Kettering High School

//Kettering High School
Kettering High School 2018-04-20T11:23:15+00:00

Project Description

Charles F. Kettering High School was built in 1964 and was located at 6101 Van Dyke Avenue between Hendrie Street and East Edsel Ford Service Drive, on Detroit’s east side. Kettering High School was a long, rectangular, two-story structure designed in a modern architectural style.

Kettering High School had a dark-brick exterior with thick, concrete-bordering between the first and second floor and for the cornice. The façade of Kettering High School also featured baby-blue colored accents, such as window panes, panels, doors, and a giant “K” for “KETTERING” in the school’s courtyard at the main entrance. Kettering High School had an odd “q-shaped” floor plan that consisted of administration offices, classrooms, laboratories, a cafeteria, a library, a gymnasium, and an auditorium. The interior of the school featured many courtyards that allowed natural light to fill the classrooms and hallways. Throughout the years, Kettering High School served an average of 1,500 to 2,000 students from ninth grade through twelfth grade. Charles F. Kettering High School was named after Mr. Charles F. Kettering, who was an American inventor, businessman, and engineer. He was also the founder of Delco (auto parts) and became the head of research at General Motors. Alumni and former students of Kettering High School were known as the “Kettering Pioneers,” as their school mascot was a pioneer. Kettering High School was a property of the Detroit Public Schools system.

Kettering High School was “flagged” for closure by Detroit Public Schools due to low enrollment and low functioning.  Kettering High School had always had a steady enrollment, but by the late 2000’s the number dropped down to around 700 students.  Kettering High School also had trouble keeping standardized test scores for their students.  With Kettering High School using only approximately 50% of the school’s capacity, it became apparent that something needed to be done.  With the drastic decrease in enrollment and combination of low performance, it was evident that Kettering High School was in deep trouble.  In 2012, Kettering High School was forced to close its doors for good.

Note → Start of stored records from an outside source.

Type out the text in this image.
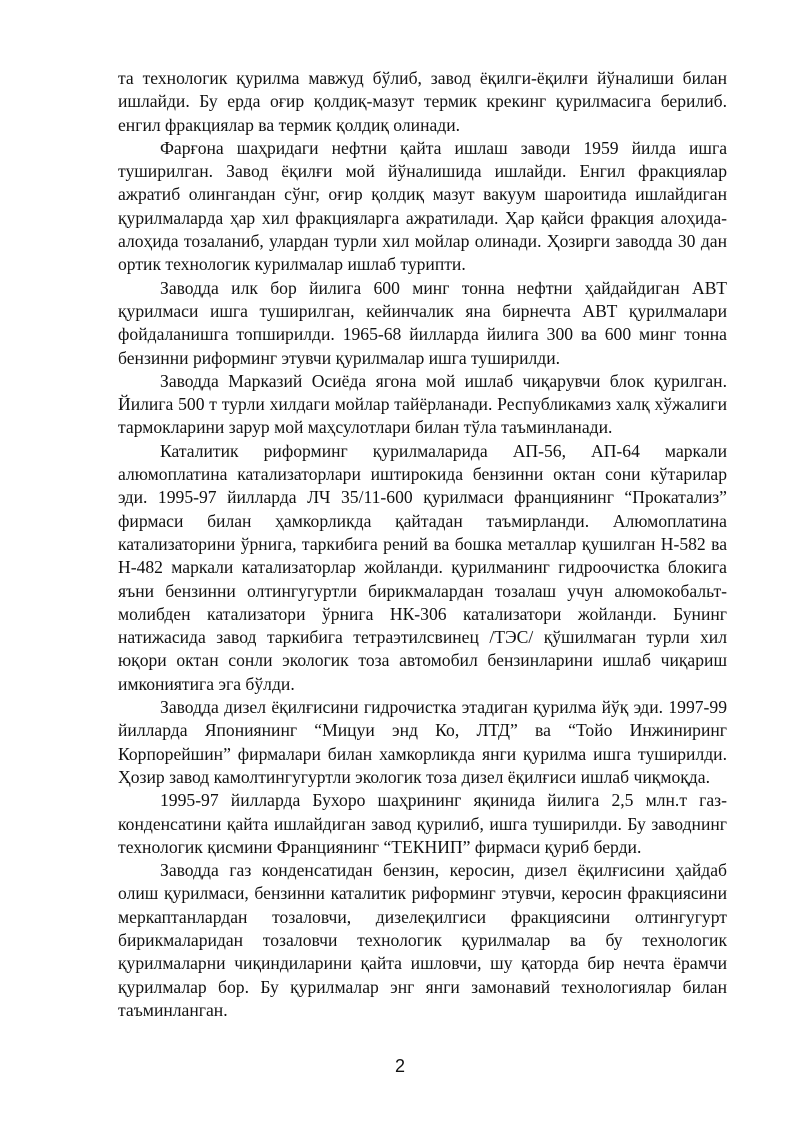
та технологик қурилма мавжуд бўлиб, завод ёқилги-ёқилғи йўналиши билан ишлайди. Бу ерда оғир қолдиқ-мазут термик крекинг қурилмасига берилиб. енгил фракциялар ва термик қолдиқ олинади.

Фарғона шаҳридаги нефтни қайта ишлаш заводи 1959 йилда ишга туширилган. Завод ёқилғи мой йўналишида ишлайди. Енгил фракциялар ажратиб олингандан сўнг, оғир қолдиқ мазут вакуум шароитида ишлайдиган қурилмаларда ҳар хил фракцияларга ажратилади. Ҳар қайси фракция алоҳида-алоҳида тозаланиб, улардан турли хил мойлар олинади. Ҳозирги заводда 30 дан ортик технологик курилмалар ишлаб турипти.

Заводда илк бор йилига 600 минг тонна нефтни ҳайдайдиган АВТ қурилмаси ишга туширилган, кейинчалик яна бирнечта АВТ қурилмалари фойдаланишга топширилди. 1965-68 йилларда йилига 300 ва 600 минг тонна бензинни риформинг этувчи қурилмалар ишга туширилди.

Заводда Марказий Осиёда ягона мой ишлаб чиқарувчи блок қурилган. Йилига 500 т турли хилдаги мойлар тайёрланади. Республикамиз халқ хўжалиги тармокларини зарур мой маҳсулотлари билан тўла таъминланади.

Каталитик риформинг қурилмаларида АП-56, АП-64 маркали алюмоплатина катализаторлари иштирокида бензинни октан сони кўтарилар эди. 1995-97 йилларда ЛЧ 35/11-600 қурилмаси франциянинг “Прокатализ” фирмаси билан ҳамкорликда қайтадан таъмирланди. Алюмоплатина катализаторини ўрнига, таркибига рений ва бошка металлар қушилган Н-582 ва Н-482 маркали катализаторлар жойланди. қурилманинг гидроочистка блокига яъни бензинни олтингугуртли бирикмалардан тозалаш учун алюмокобальт-молибден катализатори ўрнига НК-306 катализатори жойланди. Бунинг натижасида завод таркибига тетраэтилсвинец /ТЭС/ қўшилмаган турли хил юқори октан сонли экологик тоза автомобил бензинларини ишлаб чиқариш имкониятига эга бўлди.

Заводда дизел ёқилғисини гидрочистка этадиган қурилма йўқ эди. 1997-99 йилларда Япониянинг “Мицуи энд Ко, ЛТД” ва “Тойо Инжиниринг Корпорейшин” фирмалари билан хамкорликда янги қурилма ишга туширилди. Ҳозир завод камолтингугуртли экологик тоза дизел ёқилғиси ишлаб чиқмоқда.

1995-97 йилларда Бухоро шаҳрининг яқинида йилига 2,5 млн.т газ-конденсатини қайта ишлайдиган завод қурилиб, ишга туширилди. Бу заводнинг технологик қисмини Франциянинг “ТЕКНИП” фирмаси қуриб берди.

Заводда газ конденсатидан бензин, керосин, дизел ёқилғисини ҳайдаб олиш қурилмаси, бензинни каталитик риформинг этувчи, керосин фракциясини меркаптанлардан тозаловчи, дизелеқилгиси фракциясини олтингугурт бирикмаларидан тозаловчи технологик қурилмалар ва бу технологик қурилмаларни чиқиндиларини қайта ишловчи, шу қаторда бир нечта ёрамчи қурилмалар бор. Бу қурилмалар энг янги замонавий технологиялар билан таъминланган.

2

When Kettering High School closed in 2012, it was chosen by Detroit Public School to receive the latest form of security measures, which consisted of motion-censored video cameras. The cameras, known as Videofied, were relatively small cameras that would hang on the walls inside the vacant school. When somebody would enter the school, the cameras would be turned on by sensing motion and they would begin recording. The video clips were then sent to Detroit Public Schools Police, who would respond to the proper scene. Videofied was responsible for arresting hundreds of scrappers, trespassers, vandals, and even the occasional urban explorer. The Videofied system was Detroit Public School’s response to the Vacant Property Security (VPS) dilemma. By 2009, it seemed that the metal VPS sheets were disappearing on many of the vacant schools because the scrappers had figured out how to remove them. As of late 2009, the newly vacant schools would now get Videofied instead of VPS. Some of the vacant schools that had already closed and already had VPS would also now get the Videofied as well.  Kettering High School was chosen to get the Videofied installed. The Videofied system worked for several years and helped limit the damage done by scrappers and vandals.

As of 2015, Kettering High School is still abandoned. The Detroit Public Schools police keep a very close eye on the school and will prosecute anyone that is caught trespassing on the property. Recently, plans were announced that Kettering High School will become an agricultural training center and school, but still nothing has happened.